Could a 10-person panel of foreign nationals dictate, with the full weight of U.S. law, how we raise our children? This idea seems far-fetched, even ridiculous, but, unfortunately, it is possible.

The problem stems from the United Nations Convention on the Rights of the Child, which has been adopted by 192 nations. The treaty creates civil, economic, social and cultural rights for every child. The Clinton administration sought ratification, but the treaty was not approved by the U.S. Senate because of opposition from senators who were concerned it would undermine parental rights.

For example, the convention gives children autonomy regarding the school they attend, the friends they have and the activities they choose. If there is a disagreement, the parent’s decisions could be reviewed by a third party. Consequently, parents could be subject to “identification, reporting, referral, investigation, treatment and follow-up.”

Many people are probably asking the question — if the Senate didn’t ratify it, why is the convention still a problem for the United States? Unfortunately, this is not the end of the story because the U.S. court system has been incorporating the treaty steadily through a doctrine called “customary international law.” This is where U.S. courts look to foreign courts and other international treaties to derive its interpretation of the U.S Constitution.

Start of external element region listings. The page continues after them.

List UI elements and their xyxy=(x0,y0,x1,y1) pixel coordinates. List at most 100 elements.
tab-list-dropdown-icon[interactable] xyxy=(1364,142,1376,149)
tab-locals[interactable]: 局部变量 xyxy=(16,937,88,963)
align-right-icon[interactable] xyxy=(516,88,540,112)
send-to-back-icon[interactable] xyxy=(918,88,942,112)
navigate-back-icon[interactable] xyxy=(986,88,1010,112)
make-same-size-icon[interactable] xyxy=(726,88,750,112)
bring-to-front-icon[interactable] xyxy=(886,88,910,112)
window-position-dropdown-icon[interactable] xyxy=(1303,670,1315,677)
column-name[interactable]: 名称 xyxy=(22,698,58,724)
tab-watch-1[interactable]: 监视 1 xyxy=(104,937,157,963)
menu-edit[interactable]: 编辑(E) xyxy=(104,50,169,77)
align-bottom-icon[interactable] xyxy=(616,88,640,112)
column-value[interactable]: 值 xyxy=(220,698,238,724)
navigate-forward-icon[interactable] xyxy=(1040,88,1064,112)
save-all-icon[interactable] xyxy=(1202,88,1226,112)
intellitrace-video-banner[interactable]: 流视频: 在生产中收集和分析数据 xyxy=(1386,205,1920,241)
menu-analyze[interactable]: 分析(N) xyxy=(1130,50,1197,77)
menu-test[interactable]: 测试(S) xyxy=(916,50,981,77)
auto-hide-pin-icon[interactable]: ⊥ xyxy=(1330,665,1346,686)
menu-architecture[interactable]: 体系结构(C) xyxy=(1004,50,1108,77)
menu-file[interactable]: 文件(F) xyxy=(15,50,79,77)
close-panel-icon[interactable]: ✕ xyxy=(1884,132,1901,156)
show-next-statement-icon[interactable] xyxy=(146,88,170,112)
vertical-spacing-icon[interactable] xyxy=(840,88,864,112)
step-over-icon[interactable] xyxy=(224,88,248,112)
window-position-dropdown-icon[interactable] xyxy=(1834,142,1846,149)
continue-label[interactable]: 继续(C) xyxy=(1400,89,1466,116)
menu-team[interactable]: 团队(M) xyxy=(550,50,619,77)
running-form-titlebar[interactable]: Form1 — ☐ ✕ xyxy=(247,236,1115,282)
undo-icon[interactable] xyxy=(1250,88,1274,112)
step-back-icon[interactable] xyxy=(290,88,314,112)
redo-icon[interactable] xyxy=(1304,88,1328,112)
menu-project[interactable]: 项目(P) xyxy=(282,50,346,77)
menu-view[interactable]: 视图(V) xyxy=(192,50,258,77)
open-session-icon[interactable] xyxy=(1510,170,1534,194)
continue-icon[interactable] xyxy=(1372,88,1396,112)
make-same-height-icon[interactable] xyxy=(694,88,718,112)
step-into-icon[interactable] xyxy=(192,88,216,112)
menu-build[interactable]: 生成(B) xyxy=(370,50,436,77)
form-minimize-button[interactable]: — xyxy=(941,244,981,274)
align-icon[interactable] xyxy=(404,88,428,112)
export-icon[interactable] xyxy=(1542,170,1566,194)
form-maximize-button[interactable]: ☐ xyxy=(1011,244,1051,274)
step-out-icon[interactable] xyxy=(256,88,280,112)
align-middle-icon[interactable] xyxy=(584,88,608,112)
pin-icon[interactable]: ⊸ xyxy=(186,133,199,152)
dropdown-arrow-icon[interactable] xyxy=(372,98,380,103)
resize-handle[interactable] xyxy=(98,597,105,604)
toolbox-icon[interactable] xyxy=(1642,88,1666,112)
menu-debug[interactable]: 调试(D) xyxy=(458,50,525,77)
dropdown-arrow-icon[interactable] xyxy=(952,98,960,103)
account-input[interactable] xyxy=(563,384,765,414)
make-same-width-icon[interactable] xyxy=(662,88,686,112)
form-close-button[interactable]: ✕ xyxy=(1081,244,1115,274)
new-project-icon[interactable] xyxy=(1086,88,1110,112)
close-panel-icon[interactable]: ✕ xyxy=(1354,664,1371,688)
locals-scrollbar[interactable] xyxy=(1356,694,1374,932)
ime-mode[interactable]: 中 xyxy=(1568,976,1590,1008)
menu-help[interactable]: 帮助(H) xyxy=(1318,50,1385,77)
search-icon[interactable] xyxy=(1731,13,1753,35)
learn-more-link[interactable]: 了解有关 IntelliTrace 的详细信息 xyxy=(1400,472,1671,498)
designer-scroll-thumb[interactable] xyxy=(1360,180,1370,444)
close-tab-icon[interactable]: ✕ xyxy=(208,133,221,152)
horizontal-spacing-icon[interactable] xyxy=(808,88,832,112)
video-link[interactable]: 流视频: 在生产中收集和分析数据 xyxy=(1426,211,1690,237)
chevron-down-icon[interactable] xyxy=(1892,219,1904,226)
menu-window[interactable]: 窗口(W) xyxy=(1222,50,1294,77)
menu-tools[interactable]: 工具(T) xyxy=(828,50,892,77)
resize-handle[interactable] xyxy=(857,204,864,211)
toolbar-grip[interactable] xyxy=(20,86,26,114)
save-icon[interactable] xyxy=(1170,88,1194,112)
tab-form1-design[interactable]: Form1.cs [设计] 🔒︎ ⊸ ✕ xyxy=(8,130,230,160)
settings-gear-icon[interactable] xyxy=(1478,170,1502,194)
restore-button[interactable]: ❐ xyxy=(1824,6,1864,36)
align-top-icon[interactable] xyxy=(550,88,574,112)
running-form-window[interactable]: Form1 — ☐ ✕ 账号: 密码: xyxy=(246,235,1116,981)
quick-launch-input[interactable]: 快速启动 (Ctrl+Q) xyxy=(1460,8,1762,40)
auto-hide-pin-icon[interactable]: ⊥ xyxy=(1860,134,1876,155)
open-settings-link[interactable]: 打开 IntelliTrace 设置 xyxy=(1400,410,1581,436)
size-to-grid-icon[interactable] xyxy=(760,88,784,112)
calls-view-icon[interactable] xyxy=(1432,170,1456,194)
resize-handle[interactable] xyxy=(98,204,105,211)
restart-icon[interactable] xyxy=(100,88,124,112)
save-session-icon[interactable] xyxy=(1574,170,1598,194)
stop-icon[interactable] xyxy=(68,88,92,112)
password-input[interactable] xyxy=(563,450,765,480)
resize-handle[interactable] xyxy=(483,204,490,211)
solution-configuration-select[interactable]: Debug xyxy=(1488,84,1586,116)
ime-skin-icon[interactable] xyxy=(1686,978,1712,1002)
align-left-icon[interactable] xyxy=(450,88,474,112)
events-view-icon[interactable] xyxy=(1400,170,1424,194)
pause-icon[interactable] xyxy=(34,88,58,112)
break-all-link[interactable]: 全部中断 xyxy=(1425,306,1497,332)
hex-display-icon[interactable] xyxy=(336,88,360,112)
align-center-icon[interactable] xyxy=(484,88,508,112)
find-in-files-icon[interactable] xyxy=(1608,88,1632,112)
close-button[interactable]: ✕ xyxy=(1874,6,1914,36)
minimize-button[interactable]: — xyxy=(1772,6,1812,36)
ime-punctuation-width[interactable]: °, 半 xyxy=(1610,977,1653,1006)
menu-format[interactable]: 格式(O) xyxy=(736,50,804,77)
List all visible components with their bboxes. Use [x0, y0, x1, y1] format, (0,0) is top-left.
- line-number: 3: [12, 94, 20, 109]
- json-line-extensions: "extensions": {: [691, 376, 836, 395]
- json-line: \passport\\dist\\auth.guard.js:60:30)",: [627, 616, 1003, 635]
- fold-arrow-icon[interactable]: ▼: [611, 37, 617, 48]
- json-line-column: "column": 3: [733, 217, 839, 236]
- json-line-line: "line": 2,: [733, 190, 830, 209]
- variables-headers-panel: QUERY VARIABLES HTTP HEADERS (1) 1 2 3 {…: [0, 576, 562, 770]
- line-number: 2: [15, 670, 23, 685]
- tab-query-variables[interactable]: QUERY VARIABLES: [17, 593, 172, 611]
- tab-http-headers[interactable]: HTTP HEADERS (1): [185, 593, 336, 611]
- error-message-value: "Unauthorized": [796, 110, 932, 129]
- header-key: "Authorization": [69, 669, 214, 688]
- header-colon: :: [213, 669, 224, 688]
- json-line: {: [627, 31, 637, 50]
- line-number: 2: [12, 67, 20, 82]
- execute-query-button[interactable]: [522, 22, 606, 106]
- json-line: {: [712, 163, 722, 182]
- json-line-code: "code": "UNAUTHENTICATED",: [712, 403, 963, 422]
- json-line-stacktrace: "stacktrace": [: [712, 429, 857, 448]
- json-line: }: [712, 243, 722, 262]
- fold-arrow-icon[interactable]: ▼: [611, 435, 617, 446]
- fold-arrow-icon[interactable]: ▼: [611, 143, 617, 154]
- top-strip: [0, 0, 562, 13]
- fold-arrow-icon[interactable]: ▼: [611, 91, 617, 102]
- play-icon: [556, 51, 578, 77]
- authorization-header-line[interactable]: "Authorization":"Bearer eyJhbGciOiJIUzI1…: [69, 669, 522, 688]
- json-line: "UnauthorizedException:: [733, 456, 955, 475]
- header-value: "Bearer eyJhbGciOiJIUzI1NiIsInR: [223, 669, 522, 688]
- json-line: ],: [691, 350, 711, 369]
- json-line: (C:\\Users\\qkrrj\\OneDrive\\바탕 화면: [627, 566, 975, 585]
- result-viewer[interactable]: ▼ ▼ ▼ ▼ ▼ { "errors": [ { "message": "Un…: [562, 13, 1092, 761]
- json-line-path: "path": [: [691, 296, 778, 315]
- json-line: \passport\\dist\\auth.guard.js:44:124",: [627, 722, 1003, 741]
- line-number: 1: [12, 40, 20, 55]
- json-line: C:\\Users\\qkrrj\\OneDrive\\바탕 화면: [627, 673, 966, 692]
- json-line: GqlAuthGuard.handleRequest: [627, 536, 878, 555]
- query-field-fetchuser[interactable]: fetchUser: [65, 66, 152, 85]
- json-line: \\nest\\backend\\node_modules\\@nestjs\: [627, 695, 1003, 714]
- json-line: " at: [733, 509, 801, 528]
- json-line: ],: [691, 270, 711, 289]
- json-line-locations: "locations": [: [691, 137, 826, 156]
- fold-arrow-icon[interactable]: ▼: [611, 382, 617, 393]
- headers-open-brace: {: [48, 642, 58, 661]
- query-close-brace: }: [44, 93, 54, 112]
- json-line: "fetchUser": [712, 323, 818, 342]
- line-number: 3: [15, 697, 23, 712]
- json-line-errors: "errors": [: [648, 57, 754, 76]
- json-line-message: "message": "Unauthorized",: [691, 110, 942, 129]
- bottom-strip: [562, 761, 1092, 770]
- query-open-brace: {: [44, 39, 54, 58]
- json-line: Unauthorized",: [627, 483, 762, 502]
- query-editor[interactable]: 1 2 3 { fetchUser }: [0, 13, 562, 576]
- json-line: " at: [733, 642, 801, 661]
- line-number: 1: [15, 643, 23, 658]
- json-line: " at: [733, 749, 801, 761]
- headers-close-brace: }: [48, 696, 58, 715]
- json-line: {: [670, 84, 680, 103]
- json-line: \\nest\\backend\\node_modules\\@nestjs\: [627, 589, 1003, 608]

In the 2004 case Roper v. Simmons, a majority on the U.S. Supreme Court noted that the execution of juvenile offenders violated several international treaties, including the U.N. Convention on the Rights of the Child, and stated that the overwhelming weight of international opinion against the juvenile death penalty provides confirmation for the court’s own conclusion that the death penalty is disproportional punishment for offenders younger than 18.

Additionally, a change in the makeup of the Senate could result in the ratification of the treaty. The consequences of these actions could be devastating for the American family because it would mean that any state law relating to education, the family, adoption and dozens of other issues could be nullified by a judge.

Decisions interpreting the treaty in other nations could be relied on by our courts. An example of how this could unfold is occurring in Belgium today. A couple in Brussels is being threatened with criminal neglect for educating their children at home, and the Belgian authorities are using non-compliance with the convention as a legal argument to force the family to stop home-schooling. As reported by WorldNetDaily, the only response from the Belgian minister of education, Frank Vandenbroucke, came through a spokesman who said in a local newspaper that in Belgium home-schoolers must sign a document that requires them to follow the protocols of the U.N. convention.

“These parents have not done this. This is why the ministry has started an inquiry,” he said.

It remains to be seen whether the Belgian courts, and potentially the European courts, uphold the position of the Belgian government. A ruling against the home-schooling Belgium family could have negative ramifications in the United States.

If the treaty is ratified, because of the way the U.S. Constitution is written, the convention would become the supreme law of the land. The U.S. Constitution’s supremacy clause requires that “all treaties made, or which shall be made, under the authority of the United States, shall be the supreme law of the land.” The U.S. Congress and state legislatures could not override the provisions of the treaty.

This scenario should remind us that we need to remain vigilant in defense of our liberty. In the short-term, it means that the appointment of judges who will not look to foreign courts for guidance is one of the ways the scenario above can be avoided.